Thermoelectric transport properties of BaFe₂Fe₁₆O₂₇ hexaferrites

Exploring new materials with earth-abundant and low-toxicity elements has been a long-standing goal in thermoelectrics. Hexaferrites, a family of environmentally friendly oxides, exhibit complex and tunable structures and excellent magnetic properties, but receive limited attention as potential thermoelectric materials. Here in this study, we systematically investigated the thermoelectric transport properties of W-type hexaferrites BaFe₂Fe₁₆O₂₇ and the cobalt-substituted derivatives prepared by sintering in the nitrogen atmosphere. These materials exhibit an n-type conduction behavior and cobalt substitution can tune the electrical transport properties effectively. Low-temperature specific heat capacity analysis unravels the existence of low-energy optical phonons that contribute to damping the heat transport.
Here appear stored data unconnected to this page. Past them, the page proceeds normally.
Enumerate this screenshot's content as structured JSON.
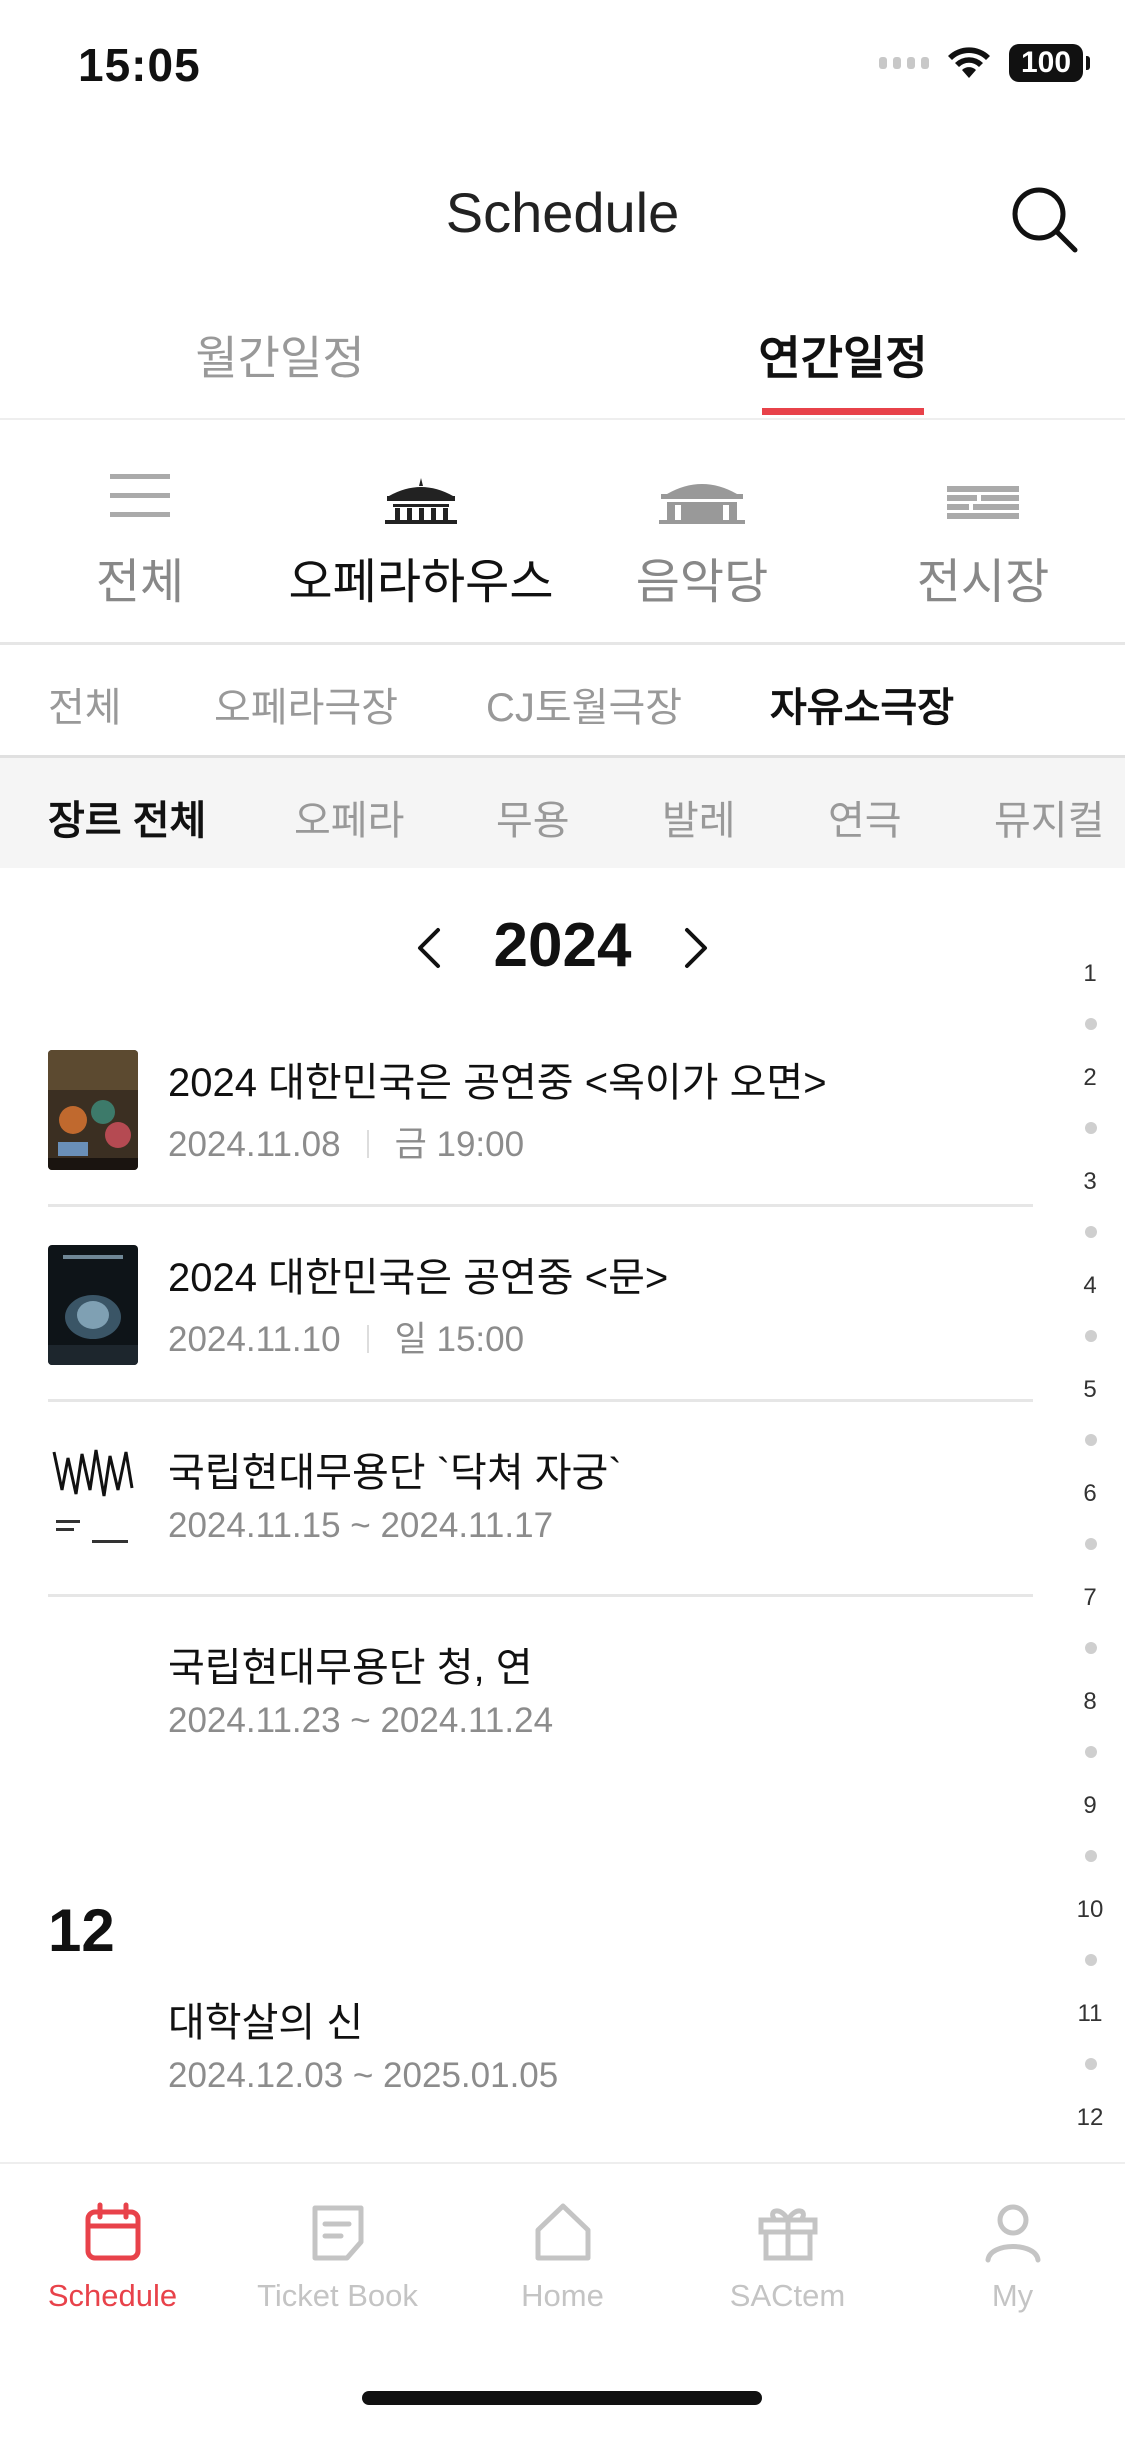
{
  "status_bar": {
    "time": "15:05",
    "battery": "100"
  },
  "header": {
    "title": "Schedule"
  },
  "tabs": [
    "월간일정",
    "연간일정"
  ],
  "venues": [
    {
      "label": "전체",
      "icon": "menu-icon"
    },
    {
      "label": "오페라하우스",
      "icon": "opera-house-icon"
    },
    {
      "label": "음악당",
      "icon": "concert-hall-icon"
    },
    {
      "label": "전시장",
      "icon": "exhibition-hall-icon"
    }
  ],
  "halls": [
    "전체",
    "오페라극장",
    "CJ토월극장",
    "자유소극장"
  ],
  "genres": [
    "장르 전체",
    "오페라",
    "무용",
    "발레",
    "연극",
    "뮤지컬"
  ],
  "year": "2024",
  "events": [
    {
      "title": "2024 대한민국은 공연중 <옥이가 오면>",
      "date": "2024.11.08",
      "time": "금 19:00"
    },
    {
      "title": "2024 대한민국은 공연중 <문>",
      "date": "2024.11.10",
      "time": "일 15:00"
    },
    {
      "title": "국립현대무용단 `닥쳐 자궁`",
      "date": "2024.11.15 ~ 2024.11.17"
    },
    {
      "title": "국립현대무용단 청, 연",
      "date": "2024.11.23 ~ 2024.11.24"
    }
  ],
  "month_header": "12",
  "december_events": [
    {
      "title": "대학살의 신",
      "date": "2024.12.03 ~ 2025.01.05"
    }
  ],
  "month_index": [
    "1",
    "2",
    "3",
    "4",
    "5",
    "6",
    "7",
    "8",
    "9",
    "10",
    "11",
    "12"
  ],
  "tab_bar": [
    {
      "label": "Schedule",
      "icon": "calendar-icon"
    },
    {
      "label": "Ticket Book",
      "icon": "ticket-book-icon"
    },
    {
      "label": "Home",
      "icon": "home-icon"
    },
    {
      "label": "SACtem",
      "icon": "gift-icon"
    },
    {
      "label": "My",
      "icon": "person-icon"
    }
  ],
  "colors": {
    "accent": "#e8424a",
    "inactive": "#999999"
  }
}
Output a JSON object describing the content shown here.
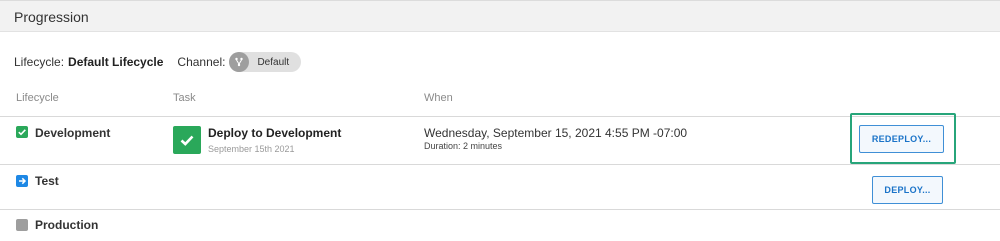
{
  "panel": {
    "title": "Progression"
  },
  "lifecycle_bar": {
    "lifecycle_label": "Lifecycle:",
    "lifecycle_value": "Default Lifecycle",
    "channel_label": "Channel:",
    "channel_value": "Default"
  },
  "columns": {
    "lifecycle": "Lifecycle",
    "task": "Task",
    "when": "When"
  },
  "phases": [
    {
      "name": "Development",
      "status": "complete",
      "task": {
        "name": "Deploy to Development",
        "date": "September 15th 2021",
        "status": "success"
      },
      "when": "Wednesday, September 15, 2021 4:55 PM -07:00",
      "duration": "Duration: 2 minutes",
      "action_label": "REDEPLOY..."
    },
    {
      "name": "Test",
      "status": "next",
      "action_label": "DEPLOY..."
    },
    {
      "name": "Production",
      "status": "pending"
    }
  ],
  "colors": {
    "success": "#2aa85a",
    "next": "#1e88e5",
    "pending": "#9e9e9e",
    "focus_ring": "#27a57a",
    "button_text": "#1a73c8"
  }
}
Low room temperature thermal conductivity of 1.27 W m^-1 K^-1 is obtained, and the role of cobalt substitution on the thermal conductivity reduction is rationalized by the Debye-Callaway model. This study ‌enlightens the investigation of the thermoelectric transport properties of W-type hexaferrites BaFe2Fe₁6O₂₇ and extends the scope of new thermoelectric compounds.